A car bombing followed by an armed ambush killed at least 21 police officers in northwestern Pakistan late Saturday, according to police and security officials, in one of the deadliest recent attacks targeting security forces in the country.
The assault took place in Bannu district, in Pakistan’s northwestern Khyber Pakhtunkhwa province near the border with Afghanistan.
Pakistani officials said attackers first detonated an explosives-laden vehicle near a police checkpoint before launching a coordinated assault on responding security personnel.
Quoted by the Associated Press, Zahid Khan, a local police official, said that the powerful explosion caused the police post to collapse, triggering multiple blasts and an intense firefight.

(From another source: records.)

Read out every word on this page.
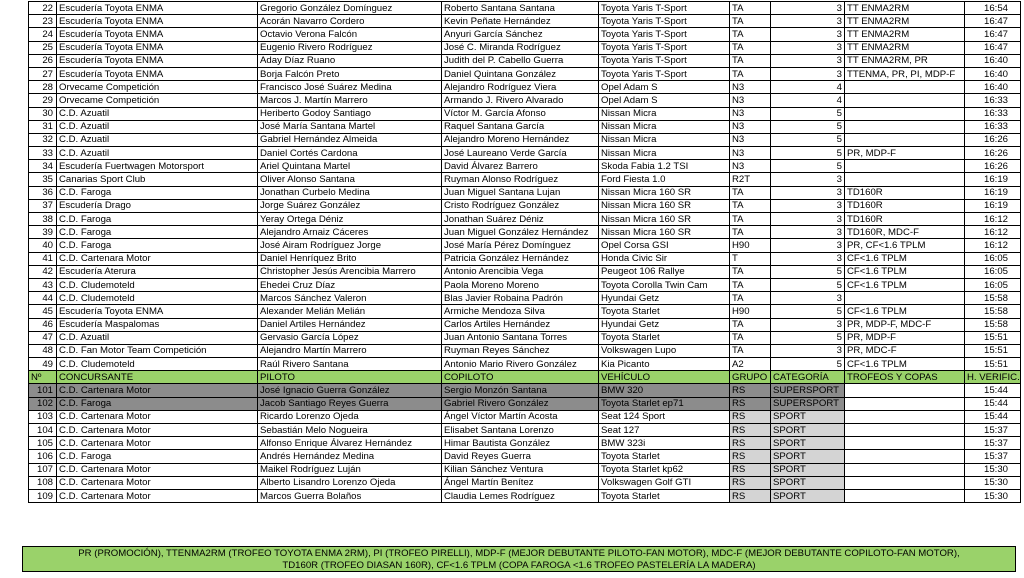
22	Escudería Toyota ENMA	Gregorio González Domínguez	Roberto Santana Santana	Toyota Yaris T-Sport	TA	3	TT ENMA2RM	16:54
23	Escudería Toyota ENMA	Acorán Navarro Cordero	Kevin Peñate Hernández	Toyota Yaris T-Sport	TA	3	TT ENMA2RM	16:47
24	Escudería Toyota ENMA	Octavio Verona Falcón	Anyuri García Sánchez	Toyota Yaris T-Sport	TA	3	TT ENMA2RM	16:47
25	Escudería Toyota ENMA	Eugenio Rivero Rodríguez	José C. Miranda Rodríguez	Toyota Yaris T-Sport	TA	3	TT ENMA2RM	16:47
26	Escudería Toyota ENMA	Aday Díaz Ruano	Judith del P. Cabello Guerra	Toyota Yaris T-Sport	TA	3	TT ENMA2RM, PR	16:40
27	Escudería Toyota ENMA	Borja Falcón Preto	Daniel Quintana González	Toyota Yaris T-Sport	TA	3	TTENMA, PR, PI, MDP-F	16:40
28	Orvecame Competición	Francisco José Suárez Medina	Alejandro Rodríguez Viera	Opel Adam S	N3	4		16:40
29	Orvecame Competición	Marcos J. Martín Marrero	Armando J. Rivero Alvarado	Opel Adam S	N3	4		16:33
30	C.D. Azuatil	Heriberto Godoy Santiago	Víctor M. García Afonso	Nissan Micra	N3	5		16:33
31	C.D. Azuatil	José María Santana Martel	Raquel Santana García	Nissan Micra	N3	5		16:33
32	C.D. Azuatil	Gabriel Hernández Almeida	Alejandro Moreno Hernández	Nissan Micra	N3	5		16:26
33	C.D. Azuatil	Daniel Cortés Cardona	José Laureano Verde García	Nissan Micra	N3	5	PR, MDP-F	16:26
34	Escudería Fuertwagen Motorsport	Ariel Quintana Martel	David Álvarez Barrero	Skoda Fabia 1.2 TSI	N3	5		16:26
35	Canarias Sport Club	Oliver Alonso Santana	Ruyman Alonso Rodríguez	Ford Fiesta 1.0	R2T	3		16:19
36	C.D. Faroga	Jonathan Curbelo Medina	Juan Miguel Santana Lujan	Nissan Micra 160 SR	TA	3	TD160R	16:19
37	Escudería Drago	Jorge Suárez González	Cristo Rodríguez González	Nissan Micra 160 SR	TA	3	TD160R	16:19
38	C.D. Faroga	Yeray Ortega Déniz	Jonathan Suárez Déniz	Nissan Micra 160 SR	TA	3	TD160R	16:12
39	C.D. Faroga	Alejandro Arnaiz Cáceres	Juan Miguel González Hernández	Nissan Micra 160 SR	TA	3	TD160R, MDC-F	16:12
40	C.D. Faroga	José Airam Rodríguez Jorge	José María Pérez Domínguez	Opel Corsa GSI	H90	3	PR, CF<1.6 TPLM	16:12
41	C.D. Cartenara Motor	Daniel Henríquez Brito	Patricia González Hernández	Honda Civic Sir	T	3	CF<1.6 TPLM	16:05
42	Escudería Aterura	Christopher Jesús Arencibia Marrero	Antonio Arencibia Vega	Peugeot 106 Rallye	TA	5	CF<1.6 TPLM	16:05
43	C.D. Cludemoteld	Ehedei Cruz Díaz	Paola Moreno Moreno	Toyota Corolla Twin Cam	TA	5	CF<1.6 TPLM	16:05
44	C.D. Cludemoteld	Marcos Sánchez Valeron	Blas Javier Robaina Padrón	Hyundai Getz	TA	3		15:58
45	Escudería Toyota ENMA	Alexander Melián Melián	Armiche Mendoza Silva	Toyota Starlet	H90	5	CF<1.6 TPLM	15:58
46	Escudería Maspalomas	Daniel Artiles Hernández	Carlos Artiles Hernández	Hyundai Getz	TA	3	PR, MDP-F, MDC-F	15:58
47	C.D. Azuatil	Gervasio García López	Juan Antonio Santana Torres	Toyota Starlet	TA	5	PR, MDP-F	15:51
48	C.D. Fan Motor Team Competición	Alejandro Martín Marrero	Ruyman Reyes Sánchez	Volkswagen Lupo	TA	3	PR, MDC-F	15:51
49	C.D. Cludemoteld	Raúl Rivero Santana	Antonio Mario Rivero González	Kia Picanto	A2	5	CF<1.6 TPLM	15:51
Nº	CONCURSANTE	PILOTO	COPILOTO	VEHÍCULO	GRUPO	CATEGORÍA	TROFEOS Y COPAS	H. VERIFIC.
101	C.D. Cartenara Motor	José Ignacio Guerra González	Sergio Monzón Santana	BMW 320	RS	SUPERSPORT		15:44
102	C.D. Faroga	Jacob Santiago Reyes Guerra	Gabriel Rivero González	Toyota Starlet ep71	RS	SUPERSPORT		15:44
103	C.D. Cartenara Motor	Ricardo Lorenzo Ojeda	Ángel Víctor Martín Acosta	Seat 124 Sport	RS	SPORT		15:44
104	C.D. Cartenara Motor	Sebastián Melo Nogueira	Elisabet Santana Lorenzo	Seat 127	RS	SPORT		15:37
105	C.D. Cartenara Motor	Alfonso Enrique Álvarez Hernández	Himar Bautista González	BMW 323i	RS	SPORT		15:37
106	C.D. Faroga	Andrés Hernández Medina	David Reyes Guerra	Toyota Starlet	RS	SPORT		15:37
107	C.D. Cartenara Motor	Maikel Rodríguez Luján	Kilian Sánchez Ventura	Toyota Starlet kp62	RS	SPORT		15:30
108	C.D. Cartenara Motor	Alberto Lisandro Lorenzo Ojeda	Ángel Martín Benítez	Volkswagen Golf GTI	RS	SPORT		15:30
109	C.D. Cartenara Motor	Marcos Guerra Bolaños	Claudia Lemes Rodríguez	Toyota Starlet	RS	SPORT		15:30
PR (PROMOCIÓN), TTENMA2RM (TROFEO TOYOTA ENMA 2RM), PI (TROFEO PIRELLI), MDP-F (MEJOR DEBUTANTE PILOTO-FAN MOTOR), MDC-F (MEJOR DEBUTANTE COPILOTO-FAN MOTOR),
TD160R (TROFEO DIASAN 160R), CF<1.6 TPLM (COPA FAROGA <1.6 TROFEO PASTELERÍA LA MADERA)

Images circulating after the attack showed the checkpoint reduced to rubble, with debris, destroyed vehicles and burned wreckage scattered across the area.
According to Reuters, security officials said police reinforcements rushing to the scene were later ambushed by militants, resulting in additional casualties.
“Other law enforcement personnel were sent to help the police, but the terrorists ambushed them and caused some casualties,” a police official told Reuters.
Police sources said the attackers also used drones during the assault, underscoring the increasingly sophisticated tactics employed by militant groups operating in the region.
An alliance of armed groups calling itself Ittehad-ul-Mujahideen Pakistan claimed responsibility for the attack.
Local media reports said nearby civilian areas were also damaged in the blasts, and at least two civilians were wounded.
Emergency teams and ambulances were dispatched to the scene, while hospitals in Bannu declared emergency measures to treat the wounded.
At least three injured people remained hospitalized on Sunday, according to local officials.
The attack comes amid a sharp rise in militant violence across Pakistan, particularly in Khyber Pakhtunkhwa and neighboring Balochistan province.
Pakistani authorities have repeatedly blamed the resurgence of violence on militant groups allegedly operating from Afghanistan’s territory, especially the Tehreek-e-Taliban Pakistan, or TTP, though the Taliban deny allowing Afghanistan’s soil to be used against other countries.
Relations between Islamabad and Taliban have deteriorated significantly over the past two years, with Pakistan carrying out airstrikes and military operations near the border and accusing Taliban of failing to dismantle militant sanctuaries.
Taliban reject those accusations and say Pakistan’s security problems are internal matters.
Pakistan has witnessed a surge in attacks on police, soldiers and government officials since the Taliban returned to power in Afghanistan in 2021, raising fears of widening instability along the border regions.